WASHINGTON — A pair of investigators working for Chandra Levy's family on Thursday found a 12- to 14-inch bone near where the young woman's remains were discovered in Rock Creek Park here, and the Washington medical examiner said he believes it may be her missing tibia.
Jonathan Arden, the medical examiner, said that the leg bone is "consistent in every way" with the remains that were recovered two weeks ago.
"It is in the same condition. And it is essentially the same size as the right tibia, or shinbone, that we had," Arden said. "So my working hypothesis is that it comes from Chandra."
Arden has called the case a homicide, but said the new find shows "no specific injury" that would lead him to change the cause of death from "undetermined," the official conclusion he reached after examining the skeletal remains and other evidence.
The private investigators also found some twisted wire, possibly a clothes hanger, not far from the bone. The wire was bent and had been formed to resemble a figure eight, with two distinct loops.
Police spent a week canvassing the area, a process that was described as meticulous and was aimed at ensuring the recovery of as much evidence as possible. The search continued day and night and at various points involved police recruits, about 15 dogs, crime scene technicians, anthropologists and an archeologist.
But the possibility that a bone likely belonging to Levy was somehow overlooked--and in proximity to where most of the remains were found--raises questions about how thoroughly and systematically the immediate scene was covered.
Police initially downplayed the likelihood that the bone might be Levy's, but Thursday night the department released a statement saying the find was uncovered just 25 yards from where the young woman's skull was found.
The mobile crime unit was ordered back to the scene, and the area was cordoned off and the search resumed.
"It is unacceptable that these items were not located," Police Chief Charles Ramsey said in the statement. "I have directed that this matter be thoroughly reviewed to determine why these items were not originally found."
The two private detectives, who were hired by Levy family attorney Billy Martin and were in the park Thursday accompanied by a reporter, found the bone only about 50 feet from a cleared section of the park where police looked for Levy's remains during a weeklong search of the crime scene.

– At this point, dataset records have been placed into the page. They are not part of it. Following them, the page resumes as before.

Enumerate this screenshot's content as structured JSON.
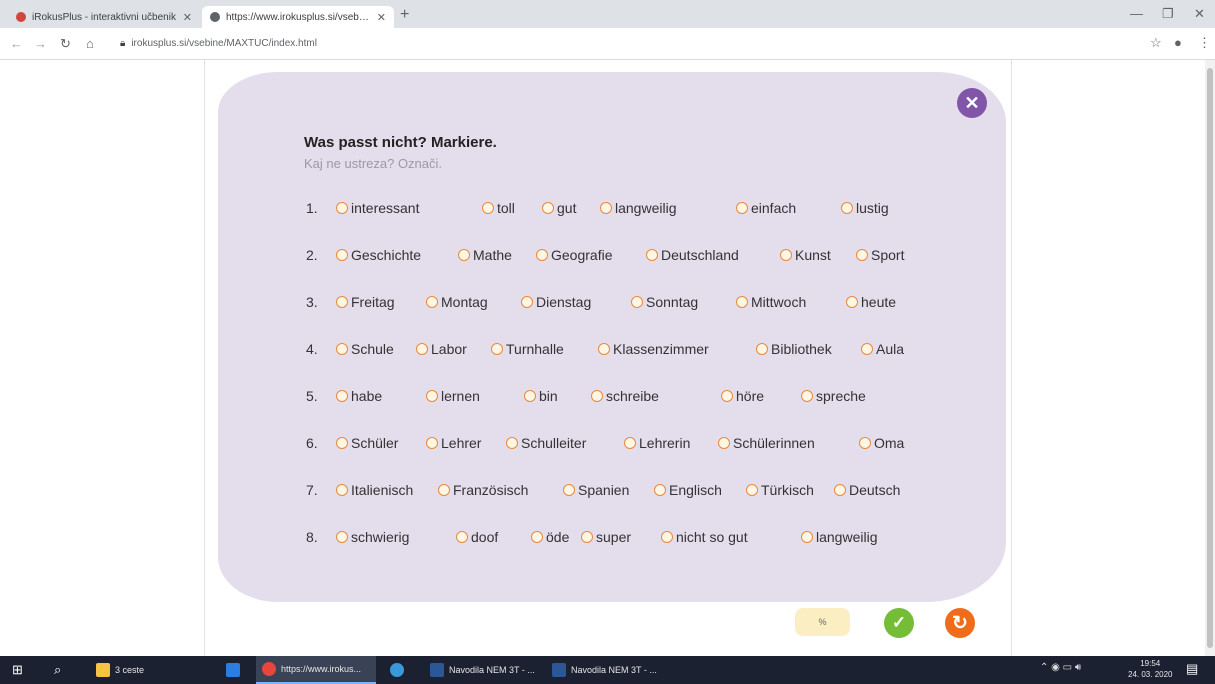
{
  "browser": {
    "tabs": [
      {
        "label": "iRokusPlus - interaktivni učbenik",
        "active": false,
        "icon": "rokus-favicon"
      },
      {
        "label": "https://www.irokusplus.si/vsebine/",
        "active": true,
        "icon": "globe-favicon"
      }
    ],
    "url": "irokusplus.si/vsebine/MAXTUC/index.html"
  },
  "exercise": {
    "title": "Was passt nicht? Markiere.",
    "subtitle": "Kaj ne ustreza? Označi.",
    "rows": [
      {
        "num": "1.",
        "options": [
          "interessant",
          "toll",
          "gut",
          "langweilig",
          "einfach",
          "lustig"
        ]
      },
      {
        "num": "2.",
        "options": [
          "Geschichte",
          "Mathe",
          "Geografie",
          "Deutschland",
          "Kunst",
          "Sport"
        ]
      },
      {
        "num": "3.",
        "options": [
          "Freitag",
          "Montag",
          "Dienstag",
          "Sonntag",
          "Mittwoch",
          "heute"
        ]
      },
      {
        "num": "4.",
        "options": [
          "Schule",
          "Labor",
          "Turnhalle",
          "Klassenzimmer",
          "Bibliothek",
          "Aula"
        ]
      },
      {
        "num": "5.",
        "options": [
          "habe",
          "lernen",
          "bin",
          "schreibe",
          "höre",
          "spreche"
        ]
      },
      {
        "num": "6.",
        "options": [
          "Schüler",
          "Lehrer",
          "Schulleiter",
          "Lehrerin",
          "Schülerinnen",
          "Oma"
        ]
      },
      {
        "num": "7.",
        "options": [
          "Italienisch",
          "Französisch",
          "Spanien",
          "Englisch",
          "Türkisch",
          "Deutsch"
        ]
      },
      {
        "num": "8.",
        "options": [
          "schwierig",
          "doof",
          "öde",
          "super",
          "nicht so gut",
          "langweilig"
        ]
      }
    ],
    "score_label": "%"
  },
  "taskbar": {
    "items": [
      {
        "label": "3 ceste",
        "icon": "folder-icon",
        "color": "#f5c542"
      },
      {
        "label": "",
        "icon": "edge-icon",
        "color": "#2a7de1"
      },
      {
        "label": "https://www.irokus...",
        "icon": "chrome-icon",
        "color": "#e8453c",
        "active": true
      },
      {
        "label": "",
        "icon": "cortana-icon",
        "color": "#3a9ad9"
      },
      {
        "label": "Navodila NEM 3T - ...",
        "icon": "word-icon",
        "color": "#2b5797"
      },
      {
        "label": "Navodila NEM 3T - ...",
        "icon": "word-icon",
        "color": "#2b5797"
      }
    ],
    "time": "19:54",
    "date": "24. 03. 2020"
  },
  "colors": {
    "card": "#e4ddec",
    "radio_border": "#e8893a",
    "close": "#8156a8",
    "check": "#76bd37",
    "reset": "#ef6c1a"
  }
}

The two former Washington homicide detectives, Joe McCann, 52, and Duane Stanton, 43, were raking the area looking for evidence when they found the bone and the wire. Both items were covered by leaves.
"You'd think the cadaver dogs would have located it," Ramsey said before Arden had identified the bone.

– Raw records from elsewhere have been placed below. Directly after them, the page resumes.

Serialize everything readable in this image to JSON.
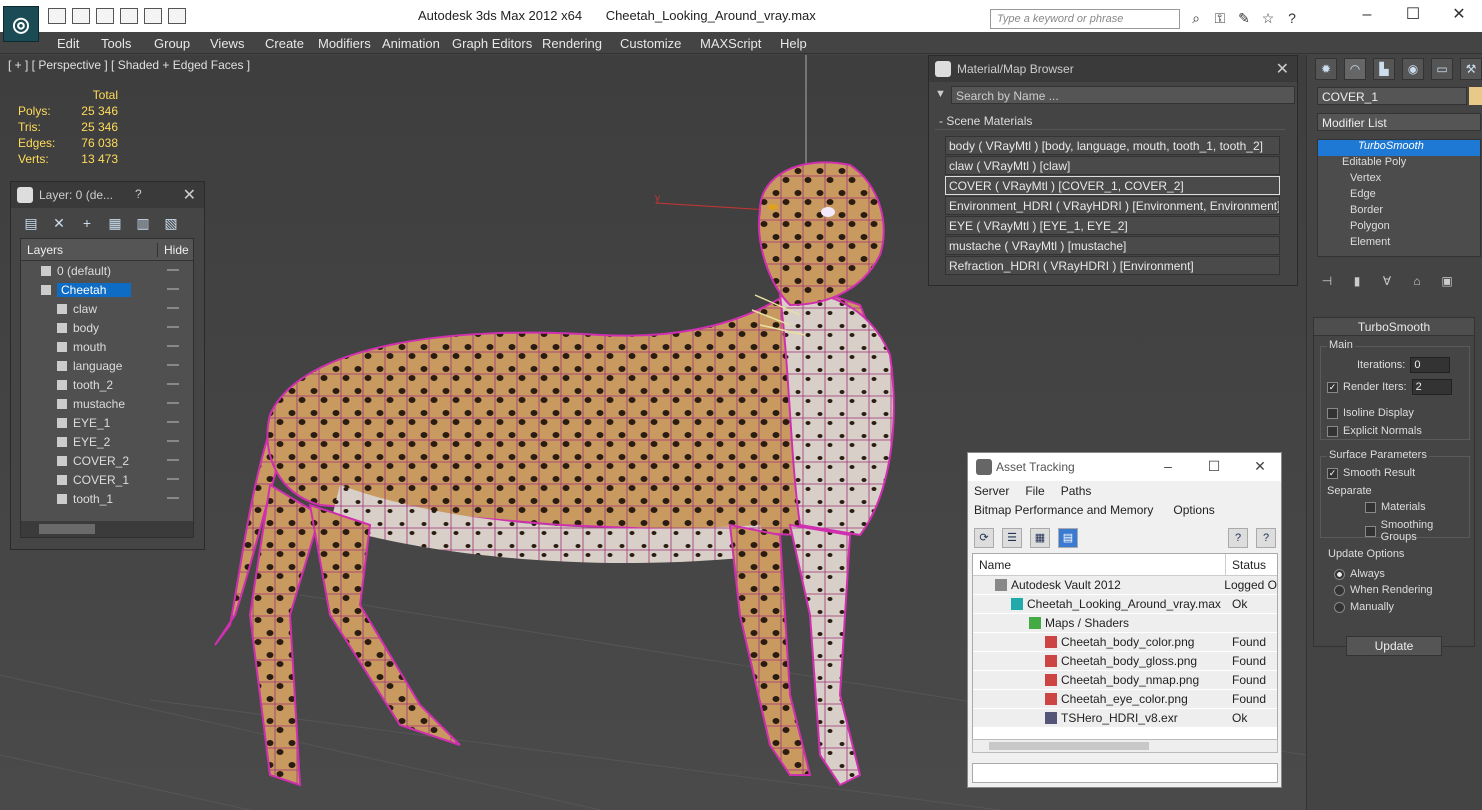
{
  "titlebar": {
    "app_name": "Autodesk 3ds Max  2012 x64",
    "file_name": "Cheetah_Looking_Around_vray.max",
    "search_placeholder": "Type a keyword or phrase"
  },
  "menu": [
    "Edit",
    "Tools",
    "Group",
    "Views",
    "Create",
    "Modifiers",
    "Animation",
    "Graph Editors",
    "Rendering",
    "Customize",
    "MAXScript",
    "Help"
  ],
  "viewport": {
    "label": "[ + ] [ Perspective ] [ Shaded + Edged Faces ]",
    "stats_header": "Total",
    "stats": [
      {
        "k": "Polys:",
        "v": "25 346"
      },
      {
        "k": "Tris:",
        "v": "25 346"
      },
      {
        "k": "Edges:",
        "v": "76 038"
      },
      {
        "k": "Verts:",
        "v": "13 473"
      }
    ],
    "axis_label": "y"
  },
  "layer_panel": {
    "title": "Layer: 0 (de...",
    "help": "?",
    "col_layers": "Layers",
    "col_hide": "Hide",
    "rows": [
      {
        "name": "0 (default)",
        "level": 0
      },
      {
        "name": "Cheetah",
        "level": 0,
        "selected": true
      },
      {
        "name": "claw",
        "level": 1
      },
      {
        "name": "body",
        "level": 1
      },
      {
        "name": "mouth",
        "level": 1
      },
      {
        "name": "language",
        "level": 1
      },
      {
        "name": "tooth_2",
        "level": 1
      },
      {
        "name": "mustache",
        "level": 1
      },
      {
        "name": "EYE_1",
        "level": 1
      },
      {
        "name": "EYE_2",
        "level": 1
      },
      {
        "name": "COVER_2",
        "level": 1
      },
      {
        "name": "COVER_1",
        "level": 1
      },
      {
        "name": "tooth_1",
        "level": 1
      }
    ]
  },
  "material_browser": {
    "title": "Material/Map Browser",
    "search_placeholder": "Search by Name ...",
    "section": "- Scene Materials",
    "items": [
      "body  ( VRayMtl ) [body, language, mouth, tooth_1, tooth_2]",
      "claw  ( VRayMtl ) [claw]",
      "COVER  ( VRayMtl ) [COVER_1, COVER_2]",
      "Environment_HDRI  ( VRayHDRI ) [Environment, Environment]",
      "EYE  ( VRayMtl ) [EYE_1, EYE_2]",
      "mustache  ( VRayMtl ) [mustache]",
      "Refraction_HDRI  ( VRayHDRI ) [Environment]"
    ]
  },
  "command_panel": {
    "object_name": "COVER_1",
    "modifier_list": "Modifier List",
    "stack": [
      {
        "label": "TurboSmooth",
        "type": "ts"
      },
      {
        "label": "Editable Poly",
        "type": "base"
      },
      {
        "label": "Vertex",
        "type": "sub"
      },
      {
        "label": "Edge",
        "type": "sub"
      },
      {
        "label": "Border",
        "type": "sub"
      },
      {
        "label": "Polygon",
        "type": "sub"
      },
      {
        "label": "Element",
        "type": "sub"
      }
    ],
    "rollout_title": "TurboSmooth",
    "main_label": "Main",
    "iterations_label": "Iterations:",
    "iterations_value": "0",
    "render_iters_label": "Render Iters:",
    "render_iters_value": "2",
    "isoline_label": "Isoline Display",
    "explicit_normals_label": "Explicit Normals",
    "surface_label": "Surface Parameters",
    "smooth_result_label": "Smooth Result",
    "separate_label": "Separate",
    "materials_label": "Materials",
    "smoothing_groups_label": "Smoothing Groups",
    "update_options_label": "Update Options",
    "always_label": "Always",
    "when_rendering_label": "When Rendering",
    "manually_label": "Manually",
    "update_button": "Update"
  },
  "asset_tracking": {
    "title": "Asset Tracking",
    "menu1": [
      "Server",
      "File",
      "Paths"
    ],
    "menu2": [
      "Bitmap Performance and Memory",
      "Options"
    ],
    "col_name": "Name",
    "col_status": "Status",
    "rows": [
      {
        "name": "Autodesk Vault 2012",
        "status": "Logged O",
        "indent": 22,
        "icon": "#888"
      },
      {
        "name": "Cheetah_Looking_Around_vray.max",
        "status": "Ok",
        "indent": 38,
        "icon": "#2aa"
      },
      {
        "name": "Maps / Shaders",
        "status": "",
        "indent": 56,
        "icon": "#4a4"
      },
      {
        "name": "Cheetah_body_color.png",
        "status": "Found",
        "indent": 72,
        "icon": "#c44"
      },
      {
        "name": "Cheetah_body_gloss.png",
        "status": "Found",
        "indent": 72,
        "icon": "#c44"
      },
      {
        "name": "Cheetah_body_nmap.png",
        "status": "Found",
        "indent": 72,
        "icon": "#c44"
      },
      {
        "name": "Cheetah_eye_color.png",
        "status": "Found",
        "indent": 72,
        "icon": "#c44"
      },
      {
        "name": "TSHero_HDRI_v8.exr",
        "status": "Ok",
        "indent": 72,
        "icon": "#557"
      }
    ]
  }
}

"If it was a [body part], obviously we would have liked to have found it. When we released the scene, we knew the left leg had not been located. We were out there for a week. We did not find 100% of the skeleton."
Thursday morning, on WTOP radio's "Ask the Chief" program, Ramsey said the mobile crime unit had done "an excellent, excellent job" of investigating the area. "It's very difficult to search" the remote thicket where the bones were found, he said. "That's why it took so many days."
Ramsey said that the wire found in the park may not be connected to the crime scene, but instead might be wire used by the National Park Service to support growing trees.